Par exemple : les restaurants japonais utilisent du saumon et du riz. Étant donné que les deux produits sont plus chers, plusieurs restaurants ont déjà revu leurs prix sur les menus afin de compenser les sommes plus élevées versées lors de l’acquisition de leurs matières premières et de l’augmentation des coûts de main-d’œuvre.

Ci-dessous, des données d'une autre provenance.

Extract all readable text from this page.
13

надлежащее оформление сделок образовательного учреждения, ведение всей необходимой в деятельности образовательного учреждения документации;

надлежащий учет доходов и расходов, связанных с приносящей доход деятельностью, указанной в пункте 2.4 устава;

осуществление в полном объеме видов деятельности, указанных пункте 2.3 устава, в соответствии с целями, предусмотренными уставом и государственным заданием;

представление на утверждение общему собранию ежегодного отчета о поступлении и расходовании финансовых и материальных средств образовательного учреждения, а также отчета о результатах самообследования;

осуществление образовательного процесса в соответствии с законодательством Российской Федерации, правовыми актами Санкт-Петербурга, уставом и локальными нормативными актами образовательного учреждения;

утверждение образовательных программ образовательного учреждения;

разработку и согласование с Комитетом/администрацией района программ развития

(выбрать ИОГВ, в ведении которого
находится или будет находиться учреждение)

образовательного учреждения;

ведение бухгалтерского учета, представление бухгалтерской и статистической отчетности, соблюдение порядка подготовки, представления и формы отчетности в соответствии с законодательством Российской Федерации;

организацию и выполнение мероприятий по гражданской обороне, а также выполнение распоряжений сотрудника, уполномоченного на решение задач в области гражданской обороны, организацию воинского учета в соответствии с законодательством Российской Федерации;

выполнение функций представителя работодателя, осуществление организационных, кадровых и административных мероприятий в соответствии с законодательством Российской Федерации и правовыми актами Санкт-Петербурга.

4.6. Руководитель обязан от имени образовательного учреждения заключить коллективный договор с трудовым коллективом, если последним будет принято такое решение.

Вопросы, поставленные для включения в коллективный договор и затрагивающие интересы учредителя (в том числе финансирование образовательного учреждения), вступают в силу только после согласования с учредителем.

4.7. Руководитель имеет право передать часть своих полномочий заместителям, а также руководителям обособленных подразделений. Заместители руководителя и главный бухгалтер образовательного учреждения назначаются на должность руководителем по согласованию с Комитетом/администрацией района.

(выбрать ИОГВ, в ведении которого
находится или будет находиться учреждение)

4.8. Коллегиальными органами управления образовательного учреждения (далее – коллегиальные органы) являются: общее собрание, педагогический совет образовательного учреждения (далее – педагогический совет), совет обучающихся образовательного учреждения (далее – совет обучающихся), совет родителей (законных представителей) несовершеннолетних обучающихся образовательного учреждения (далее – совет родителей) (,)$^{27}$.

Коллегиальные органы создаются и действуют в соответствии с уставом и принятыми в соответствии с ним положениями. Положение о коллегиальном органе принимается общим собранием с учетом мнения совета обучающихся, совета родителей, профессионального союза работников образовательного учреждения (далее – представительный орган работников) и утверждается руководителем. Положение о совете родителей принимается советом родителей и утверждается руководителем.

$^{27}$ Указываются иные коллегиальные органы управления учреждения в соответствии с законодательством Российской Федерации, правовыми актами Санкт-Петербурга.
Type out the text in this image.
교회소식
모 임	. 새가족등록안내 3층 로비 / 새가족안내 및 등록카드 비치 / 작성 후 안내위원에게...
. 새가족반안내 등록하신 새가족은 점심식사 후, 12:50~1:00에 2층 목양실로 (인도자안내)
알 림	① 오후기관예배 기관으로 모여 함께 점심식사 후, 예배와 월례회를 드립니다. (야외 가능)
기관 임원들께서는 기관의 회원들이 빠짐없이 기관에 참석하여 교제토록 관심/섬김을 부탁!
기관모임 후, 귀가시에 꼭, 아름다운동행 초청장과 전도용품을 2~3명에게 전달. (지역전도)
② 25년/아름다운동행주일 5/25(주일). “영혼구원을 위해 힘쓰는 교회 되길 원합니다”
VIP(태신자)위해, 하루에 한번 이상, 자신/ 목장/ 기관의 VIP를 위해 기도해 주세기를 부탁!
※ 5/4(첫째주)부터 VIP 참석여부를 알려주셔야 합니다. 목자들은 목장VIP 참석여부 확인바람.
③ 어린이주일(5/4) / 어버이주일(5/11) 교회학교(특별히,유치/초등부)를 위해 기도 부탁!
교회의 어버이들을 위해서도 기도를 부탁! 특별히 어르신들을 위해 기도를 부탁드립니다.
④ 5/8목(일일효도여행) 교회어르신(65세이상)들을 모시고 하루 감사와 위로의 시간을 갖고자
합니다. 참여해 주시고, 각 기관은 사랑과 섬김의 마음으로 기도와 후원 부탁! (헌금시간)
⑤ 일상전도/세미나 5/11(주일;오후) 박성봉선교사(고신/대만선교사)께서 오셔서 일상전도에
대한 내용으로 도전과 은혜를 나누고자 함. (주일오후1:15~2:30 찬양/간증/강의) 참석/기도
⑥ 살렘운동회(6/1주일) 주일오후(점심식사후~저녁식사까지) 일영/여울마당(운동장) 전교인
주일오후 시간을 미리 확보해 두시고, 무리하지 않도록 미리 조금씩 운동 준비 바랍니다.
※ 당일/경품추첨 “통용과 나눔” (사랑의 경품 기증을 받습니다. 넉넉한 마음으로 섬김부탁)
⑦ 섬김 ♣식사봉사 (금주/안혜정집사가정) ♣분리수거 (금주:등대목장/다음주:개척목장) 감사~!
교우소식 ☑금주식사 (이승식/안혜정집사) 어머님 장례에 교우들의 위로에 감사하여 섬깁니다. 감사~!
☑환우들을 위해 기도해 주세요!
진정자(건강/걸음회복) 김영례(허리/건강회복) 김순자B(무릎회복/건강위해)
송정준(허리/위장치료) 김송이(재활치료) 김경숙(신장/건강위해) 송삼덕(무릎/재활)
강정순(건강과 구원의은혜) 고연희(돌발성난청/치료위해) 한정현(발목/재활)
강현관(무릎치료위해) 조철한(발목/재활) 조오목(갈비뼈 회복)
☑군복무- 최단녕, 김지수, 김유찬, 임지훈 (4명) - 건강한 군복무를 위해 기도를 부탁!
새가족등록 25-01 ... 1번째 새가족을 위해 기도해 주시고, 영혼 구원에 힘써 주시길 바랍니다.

« Les prix fluctuent maintenant quotidiennement, bien plus que n’importe quelle autre époque dont je me souviens, et il semble que je suis sur le marché de la restauration depuis plus de 20 ans. C’est effrayant », a déclaré Tony Gentile, copropriétaire de la chaîne de restaurants Flagship, qui compte 15 unités réparties à travers les États-Unis. L’homme d’affaires admet également qu’il étudie l’idée d’importer des cargaisons de riz et de saumon du Japon – puisque, selon lui, les prix à la production intérieure sont égaux à ceux qui sont tarifés à l’échelle internationale.

Dans le domaine de la pêche, autre exemple, l’impact peut être encore plus important : les jeunes saumons sont libérés dans l’eau afin de mûrir et de générer de nouveaux poissons. Cependant, la hausse de la température de l’eau les amène à rechercher des parties plus douces de l’océan Pacifique, ce qui perturbe efficacement l’ordre alimentaire des animaux de la région et entraîne une perturbation négative dans une industrie qui rapporte chaque année environ 900 millions de dollars (4,73 milliards de R$) à l’État californien. .

« Des villes comme San Francisco et Oakland ont déjà été d’énormes pôles de l’industrie de la pêche sur la côte ouest, mais alors que nous avons détourné les eaux des rivières et détruit les habitats de reproduction maritime, ces pêches se sont effondrées », a déclaré Jon Rosenfield, scientifique principal au San Francisco Baykeeper environnemental groupe.

Malgré cela, la concurrence provoquée par le réchauffement climatique – cette « guerre contre l’eau » – montre des signes qu’elle va devenir plus chaude, plutôt que de réduire son niveau. La loi sur les espèces en voie de disparition, conçue par le gouvernement pour protéger les espèces en péril de chasse prédatrice, a été assouplie par l’administration de l’ancien président Donald Trump. La direction de l’actuel président, Joe Biden, passe en revue ces relaxations et étudie à nouveau comment « resserrer la cravate ».

Pour l’instant, cependant, la situation ne montre aucun signe de changement, et les régulateurs devront faire face aux producteurs agricoles et aux professionnels de la pêche en justice.